A side door opened, and she almost crashed into the gray-haired man who walked out, studying an open book almost as big and heavy as her diving helmet. She halted at the same time as he looked up, saw her burden, and stumbled back into the doorway. His thick brows rose, and his gray eyes widened behind his spectacles.
“Pardon me, Vice President Serpitivich,” Mahliki said, relieved she hadn’t dropped the helmet on his foot.
“No, pardon me, Lady Mahliki. I’m clearly in the way of an important... delivery?”
“Something like that.” If her arms hadn’t been quivering from fatigue, Mahliki would have chatted longer—despite early tensions between her father and his election-opponent-turned-vice-president—she liked the older man. He had a lot of the academic eccentricities that ran in her family. “Do you know if my father is in his office?” The last three times she had tried to hunt him down for this talk, he hadn’t been around.
“I believe so.

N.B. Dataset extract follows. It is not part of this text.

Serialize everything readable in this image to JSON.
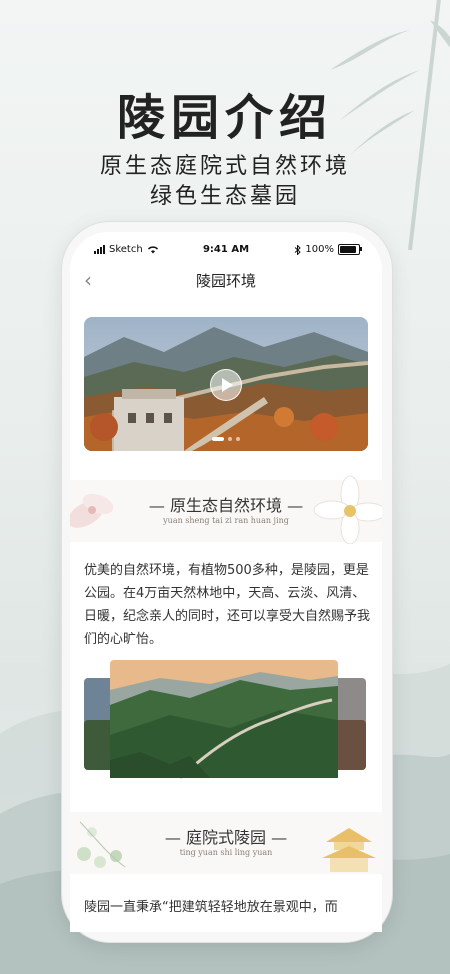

Although...” Serpitivich closed his book—the title promised it a history of the city’s waterworks and sewer system. “You may wish to come back at another time. He has a... visitor.”
The idea of carrying the helmet back to her room and then back up these stairs again later was not appeal
ing. Mahliki was about to announce that Father was about to have two visitors, but Serpitivich spoke again first.
“Perhaps...” He shuffled his book under one arm and extended the other. “I could help you carry that somewhere in the meantime. Or you could leave it in my office and retrieve it later.”
“Thank you, but I’ll leave this on his floor if he kicks me out.” Mahliki smiled. Yes, Father would deserve that if he had been the one giving instructions to confine her to the premises. “Besides, I wouldn’t want to interrupt your scintillating reading. Sewers and waterworks, eh? Must be fascinating.”
Serpitivich’s eyebrows shifted upward again. “Oh, you saw the title? Yes, there’s a portion of the old city, a very poor portion, that isn’t on the sewer system. I have long wanted to run infrastructure to that area to improve the living conditions, in hopes of attracting a more affluent element to the neighborhoods or even inspiring the current residents to greater economic aspirations. Now that I have the means to effect such change, it’s simply a matter of making the numbers work. I have a few ideas if you’re interested in—” he adjusted his spectacles, almost dropping the book in the process.
“That sounds like a worthy project,” Mahliki said, taking advantage of his fumble. She needed to escape the conversation before her arms gave out. “If you write up a treatise on it, I should enjoy reading the paper.” She smiled at him, then made polite nods and returned to her mission.
“Why, I’ll certainly let you know if I write such a paper,” he called after her.
Mahliki had made such offers to more academic sorts than she could remember, including her own parents. It wasn’t exactly a brush-off—especially since it had resulted in more than one paper landing on her desk, including one that an earnest Polytechnic professor had mailed across an ocean and a continent for her perusal—but it did buy time and help her avoid being mired down in long conversations on subject matters that weren’t her passions. Even if the papers came, she was a fast reader and could skim the contents in less time than those prolonged conversations often took.